Zhejiang will spend more on healthcare and education in order to strengthen the workforce. It wants to lower kindergarten costs; it also wants 70% of college-aged students to be pursuing higher education by 2025. The current level of about 62% is already above the 58% average in the OECD club of rich nations. The plan also calls for top urban hospitals to expand into rural areas.

With healthy, qualified workers, there should be no need for state welfare, officials say. China can’t afford “to feed the lazy,” Han Wenxiu, a senior official in the party’s top economic affairs committee told reporters last week, describing “welfarism” as a “trap.”

Zhejiang’s Yuan also rejected welfare in a speech on the plan in July: “Common prosperity is a concentrated expression of the superiority of the socialist system with Chinese characteristics, and a transcendence of Western modernization and welfare society.”

The plan also calls for wealthy entrepreneurs to donate more of their wealth to society. Zhejiang is home to at least 10 multi-billionaires, according to data collected by Bloomberg, with a combined net worth of $236 billion.
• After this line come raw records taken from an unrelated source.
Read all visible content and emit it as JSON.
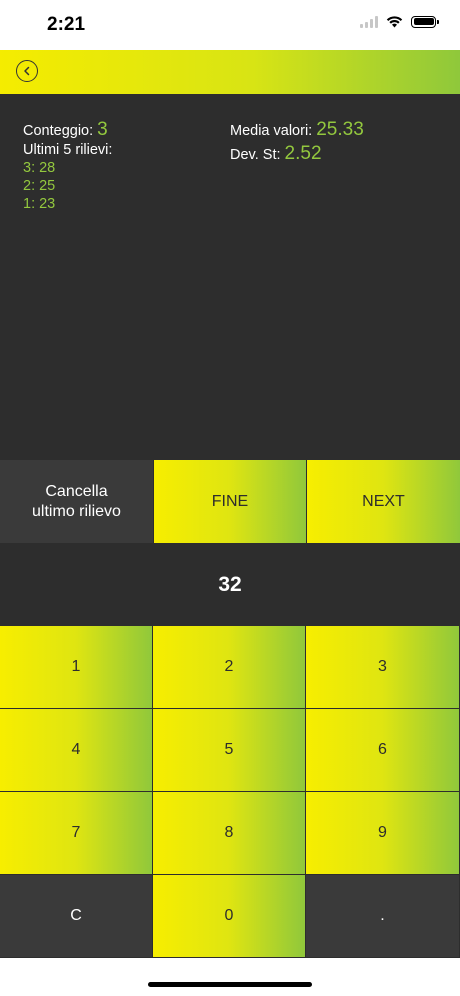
{
  "status": {
    "time": "2:21"
  },
  "stats": {
    "count_label": "Conteggio:",
    "count_value": "3",
    "last_label": "Ultimi 5 rilievi:",
    "last_items": [
      "3: 28",
      "2: 25",
      "1: 23"
    ],
    "mean_label": "Media valori:",
    "mean_value": "25.33",
    "std_label": "Dev. St:",
    "std_value": "2.52"
  },
  "actions": {
    "delete_line1": "Cancella",
    "delete_line2": "ultimo rilievo",
    "fine": "FINE",
    "next": "NEXT"
  },
  "display": {
    "value": "32"
  },
  "keypad": {
    "keys": [
      "1",
      "2",
      "3",
      "4",
      "5",
      "6",
      "7",
      "8",
      "9",
      "C",
      "0",
      "."
    ]
  },
  "colors": {
    "accent_green": "#93c83e",
    "dark_bg": "#2d2d2d",
    "key_yellow": "#f7ee00"
  }
}
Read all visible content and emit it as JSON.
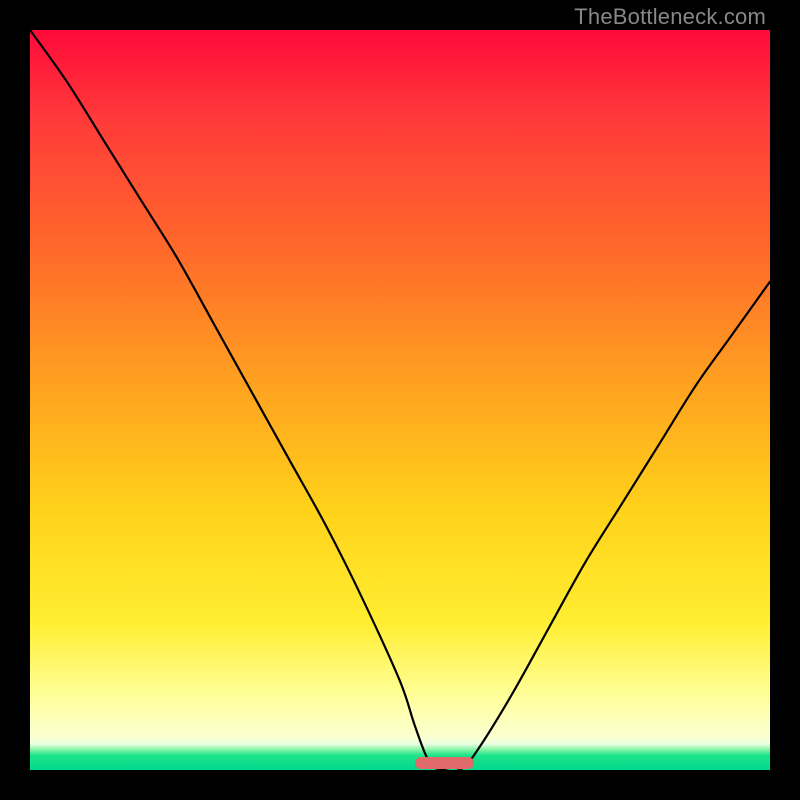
{
  "watermark": "TheBottleneck.com",
  "colors": {
    "frame": "#000000",
    "gradient_top": "#ff0a3a",
    "gradient_mid": "#ffd21a",
    "gradient_bottom": "#00d98c",
    "curve": "#000000",
    "marker": "#e06a6a"
  },
  "chart_data": {
    "type": "line",
    "title": "",
    "xlabel": "",
    "ylabel": "",
    "xlim": [
      0,
      100
    ],
    "ylim": [
      0,
      100
    ],
    "x": [
      0,
      5,
      10,
      15,
      20,
      25,
      30,
      35,
      40,
      45,
      50,
      52,
      54,
      56,
      58,
      60,
      65,
      70,
      75,
      80,
      85,
      90,
      95,
      100
    ],
    "series": [
      {
        "name": "bottleneck-curve",
        "values": [
          100,
          93,
          85,
          77,
          69,
          60,
          51,
          42,
          33,
          23,
          12,
          6,
          1,
          0,
          0,
          2,
          10,
          19,
          28,
          36,
          44,
          52,
          59,
          66
        ]
      }
    ],
    "marker": {
      "x_start": 52,
      "x_end": 60,
      "value": 0
    },
    "annotations": []
  }
}
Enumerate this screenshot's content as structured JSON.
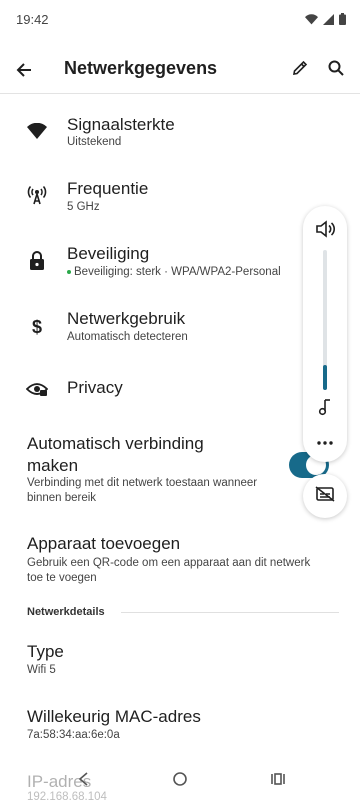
{
  "status_bar": {
    "time": "19:42"
  },
  "app_bar": {
    "title": "Netwerkgegevens"
  },
  "rows": [
    {
      "title": "Signaalsterkte",
      "subtitle": "Uitstekend"
    },
    {
      "title": "Frequentie",
      "subtitle": "5 GHz"
    },
    {
      "title": "Beveiliging",
      "subtitle": "Beveiliging: sterk · WPA/WPA2-Personal"
    },
    {
      "title": "Netwerkgebruik",
      "subtitle": "Automatisch detecteren"
    },
    {
      "title": "Privacy"
    }
  ],
  "auto_connect": {
    "title": "Automatisch verbinding maken",
    "subtitle": "Verbinding met dit netwerk toestaan wanneer binnen bereik",
    "enabled": true
  },
  "add_device": {
    "title": "Apparaat toevoegen",
    "subtitle": "Gebruik een QR-code om een apparaat aan dit netwerk toe te voegen"
  },
  "section_label": "Netwerkdetails",
  "details": [
    {
      "title": "Type",
      "value": "Wifi 5"
    },
    {
      "title": "Willekeurig MAC-adres",
      "value": "7a:58:34:aa:6e:0a"
    },
    {
      "title": "IP-adres",
      "value": "192.168.68.104"
    }
  ],
  "volume_panel": {
    "level": 0.18
  },
  "colors": {
    "accent": "#176a8a",
    "security_dot": "#2aa84a"
  },
  "icons": [
    "wifi-icon",
    "frequency-icon",
    "lock-icon",
    "dollar-icon",
    "privacy-eye-icon",
    "speaker-icon",
    "music-note-icon",
    "more-icon",
    "captions-off-icon"
  ]
}
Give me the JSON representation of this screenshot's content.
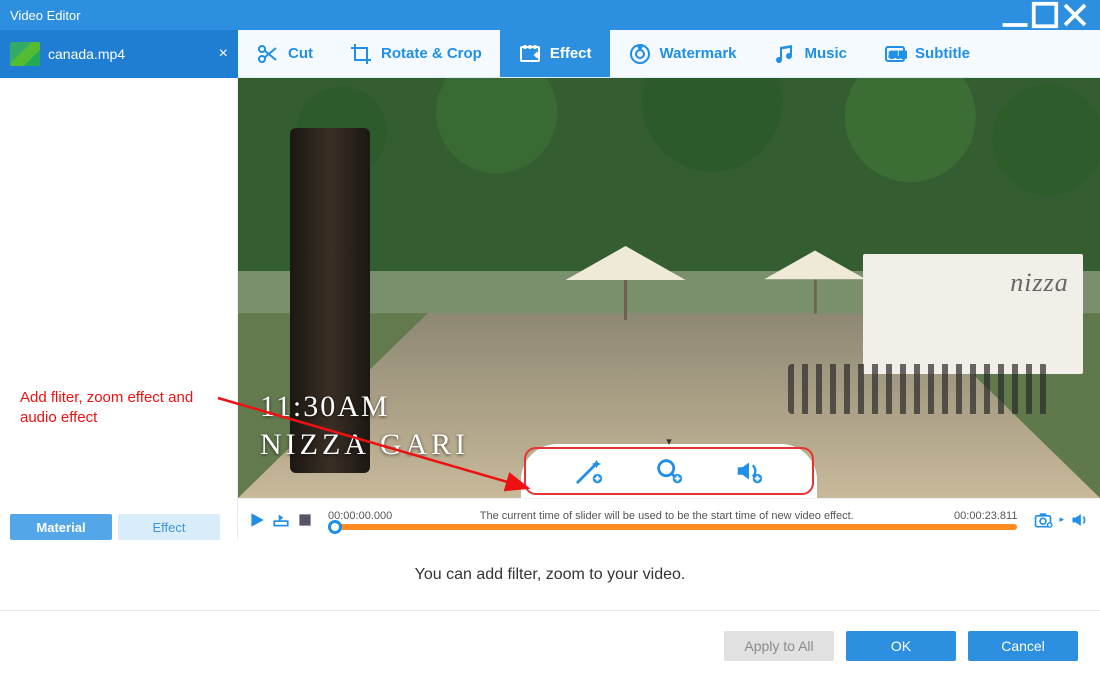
{
  "window": {
    "title": "Video Editor"
  },
  "file_tab": {
    "name": "canada.mp4"
  },
  "tools": {
    "cut": "Cut",
    "rotate": "Rotate & Crop",
    "effect": "Effect",
    "watermark": "Watermark",
    "music": "Music",
    "subtitle": "Subtitle",
    "active": "effect"
  },
  "sidebar": {
    "tabs": {
      "material": "Material",
      "effect": "Effect",
      "active": "material"
    },
    "annotation": "Add fliter, zoom effect and audio effect"
  },
  "preview": {
    "overlay_time": "11:30AM",
    "overlay_place": "NIZZA GARI",
    "wall_brand": "nizza"
  },
  "effect_popup": {
    "buttons": [
      "filter",
      "zoom",
      "audio"
    ]
  },
  "playback": {
    "current_time": "00:00:00.000",
    "total_time": "00:00:23.811",
    "hint": "The current time of slider will be used to be the start time of new video effect."
  },
  "main_message": "You can add filter, zoom to your video.",
  "footer": {
    "apply_all": "Apply to All",
    "ok": "OK",
    "cancel": "Cancel"
  }
}
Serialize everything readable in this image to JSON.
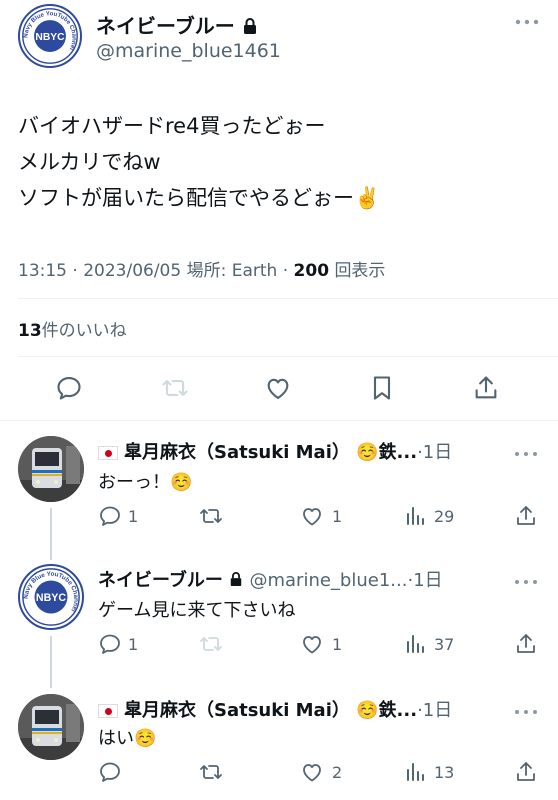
{
  "main_tweet": {
    "display_name": "ネイビーブルー",
    "handle": "@marine_blue1461",
    "avatar_text": "NBYC",
    "avatar_ring_text": "Navy Blue YouTube Channel",
    "body_lines": [
      "バイオハザードre4買ったどぉー",
      "メルカリでねw",
      "ソフトが届いたら配信でやるどぉー✌️"
    ],
    "timestamp": "13:15 · 2023/06/05",
    "location_label": "場所: Earth ·",
    "views_count": "200",
    "views_label": "回表示",
    "likes_count": "13",
    "likes_label": "件のいいね",
    "more_icon": "more-dots-icon"
  },
  "replies": [
    {
      "flag": "japan-flag-icon",
      "display_name": "皐月麻衣（Satsuki Mai） ☺️鉄...",
      "handle": "",
      "time": "·1日",
      "text": "おーっ！☺️",
      "reply_count": "1",
      "retweet_count": "",
      "like_count": "1",
      "view_count": "29"
    },
    {
      "display_name": "ネイビーブルー",
      "handle": "@marine_blue1...",
      "time": "·1日",
      "text": "ゲーム見に来て下さいね",
      "reply_count": "1",
      "retweet_count": "",
      "like_count": "1",
      "view_count": "37"
    },
    {
      "flag": "japan-flag-icon",
      "display_name": "皐月麻衣（Satsuki Mai） ☺️鉄...",
      "handle": "",
      "time": "·1日",
      "text": "はい☺️",
      "reply_count": "",
      "retweet_count": "",
      "like_count": "2",
      "view_count": "13"
    }
  ],
  "colors": {
    "text_primary": "#0f1419",
    "text_secondary": "#536471",
    "divider": "#eff3f4",
    "avatar_ring": "#2e4a9e"
  }
}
The province’s richest men are already responsible for some big recent gifts. A foundation set up by Pinduoduo Inc. founder Colin Huang has pledged $100 million to Zhejiang University.

Xi has said that companies and individuals will be motivated by social pressure and moral obligation. Beijing can also be very persuasive. More than 20% of listed Chinese companies donated to anti-poverty efforts since the state announced its 2016 campaign, according to a study published in 2020; firms were more likely to do so if their sector was facing the threat of an anti-corruption investigation.